Life insurance is built on a promise: to be there when families need it most. But across Canada, millions of policyholders are at risk of being forgotten. These are “orphan policyholders” — clients left without an advisor because of retirement, career change, or death.
The problem, however, runs deeper. Many long-standing life and health insurance agents lack a structured practice for proactively servicing their existing clients. The result is the same: valuable policies sit unmanaged, unreviewed and unaligned with the evolving needs of Canadian families.
In both cases, the central issue is neglect. An insurance contract is more than a promise to pay a future benefit — it is also a promise to serve from the first premium onward. Without ongoing servicing, clients often don’t understand what they own, don’t know how to exercise options, and may even see policies expire before the benefits they’ve paid for are realized.
Where Canada stands
Unlike other jurisdictions, Canada has no national servicing standards for in-force life insurance. That gap leaves policyholders vulnerable.
In contrast, the U.K. and Australia have already implemented regulatory guardrails to ensure that clients are not left behind. In those markets, insurers are expected to demonstrate how they serve policyholders throughout the life of a contract, not just at the point of sale.
Policyholder engagement remains largely reactive, highlighting a broader gap in in-force servicing standards in Canada. Moreover, clear standards of duty to policyholders have not been established.
The Role of AI
Some Canadian carriers have begun experimenting with artificial intelligence for customer engagement and retention, but no one has addressed the servicing standards gap head on. Manulife and Sun Life are using AI-driven predictive analytics to identify policyholders at risk of lapsing or surrendering and to trigger outreach efforts that improve retention. In client-facing portals, AI is being used to personalize content, streamline search functions, and improve policyholder navigation so clients can more easily understand their coverage. What’s missing is any evidence that carriers are using AI to proactively service older legacy policy blocks.These contracts remain in force and the policyholders are still clients, even after corporate mergers and acquisitions activity, or their original selling advisor leaves the business.
Artificial intelligence has the potential to be transformative in this space. Properly used, AI can help flag policies at risk of lapsing, identify clients who may benefit from a review and assist advisors in prioritizing outreach.
Technology on its own, however, cannot replace human judgment, context or empathy. Worse, without ethical guardrails, AI could easily be misapplied — used primarily to generate cross-sell opportunities or maximize profitability, instead of also ensuring policyholders receive the servicing they are entitled to.
The lesson here is clear: AI must be paired with the human factor. Algorithms can flag where attention is needed, but only a licensed and trained advisor can interpret complex policy contracts, explain options in plain language, and make recommendations that fit the realities of a family’s circumstances. This professional judgment — grounded in ethics and accountability — is what upholds the promise at the heart of our business.
The opportunity
If the Canadian industry steps forward on this issue, the benefits will be far-reaching.
- For insurers, establishing servicing standards would strengthen retention, demonstrate consumer protection, and build trust in a sector that depends on long-term credibility.

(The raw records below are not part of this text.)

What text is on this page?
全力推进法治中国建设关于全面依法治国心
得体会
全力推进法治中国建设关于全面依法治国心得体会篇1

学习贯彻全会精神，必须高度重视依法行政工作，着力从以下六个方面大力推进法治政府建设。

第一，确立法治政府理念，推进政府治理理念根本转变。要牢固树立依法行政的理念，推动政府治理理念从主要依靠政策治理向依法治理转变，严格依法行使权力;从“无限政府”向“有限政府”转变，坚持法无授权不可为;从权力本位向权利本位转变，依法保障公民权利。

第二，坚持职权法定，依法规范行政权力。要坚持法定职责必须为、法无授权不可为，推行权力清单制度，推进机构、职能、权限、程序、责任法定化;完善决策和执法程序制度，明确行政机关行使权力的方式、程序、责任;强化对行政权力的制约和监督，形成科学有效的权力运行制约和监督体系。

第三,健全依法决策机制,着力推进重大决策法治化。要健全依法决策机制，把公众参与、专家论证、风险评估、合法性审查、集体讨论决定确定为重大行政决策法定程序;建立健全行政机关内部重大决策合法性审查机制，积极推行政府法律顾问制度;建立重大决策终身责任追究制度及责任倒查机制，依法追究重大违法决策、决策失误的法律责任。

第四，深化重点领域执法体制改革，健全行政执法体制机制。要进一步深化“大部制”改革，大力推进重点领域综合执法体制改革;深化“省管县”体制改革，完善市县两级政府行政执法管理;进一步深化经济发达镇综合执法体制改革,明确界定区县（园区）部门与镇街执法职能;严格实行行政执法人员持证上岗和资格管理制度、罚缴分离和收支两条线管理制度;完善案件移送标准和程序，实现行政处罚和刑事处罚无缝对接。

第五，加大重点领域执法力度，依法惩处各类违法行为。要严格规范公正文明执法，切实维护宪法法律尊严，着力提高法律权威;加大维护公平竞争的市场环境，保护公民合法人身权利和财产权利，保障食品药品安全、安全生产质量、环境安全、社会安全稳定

- For advisors, structured in-force servicing offers a sustainable path to deepen client relationships, unlock new revenue opportunities and prepare for succession planning.
- For consumers, better servicing means unlocking hidden wealth — sometimes tens of thousands of dollars in benefits — that might otherwise go unnoticed or unclaimed. This is not just an industry issue. It is a consumer rights issue. Policyholders have already paid for the promises contained in their contracts. The industry has a duty to ensure those promises are understood, accessible and delivered.
A call to action
Canada must move quickly. The time has come to establish servicing standards for in-force life insurance, supported by technology but anchored in human judgment and ethical responsibility.
If we fail to serve today’s policyholders, we are creating tomorrow’s crisis — one where trust erodes, value is lost and families are left without the security they believed they had. Worse still, if servicing is not built into new contracts sold today, we are only repeating the cycle, guaranteeing that the orphan policyholder problem will continue to grow. Canada has an opportunity to learn from international examples and act now. By pairing AI with the human factor, and by elevating servicing to a standard of care, the industry can future-proof itself while honouring the trust of millions of Canadians. The promise of life insurance is not just to pay a benefit someday. It is to serve policyholders every step of the way.
Rhona Konnelly is the founder of Konnelly Consulting and Insure Justice. She is a veteran of Canada’s life insurance industry and an advocate for ethical in-force policyholder servicing and consumer protection.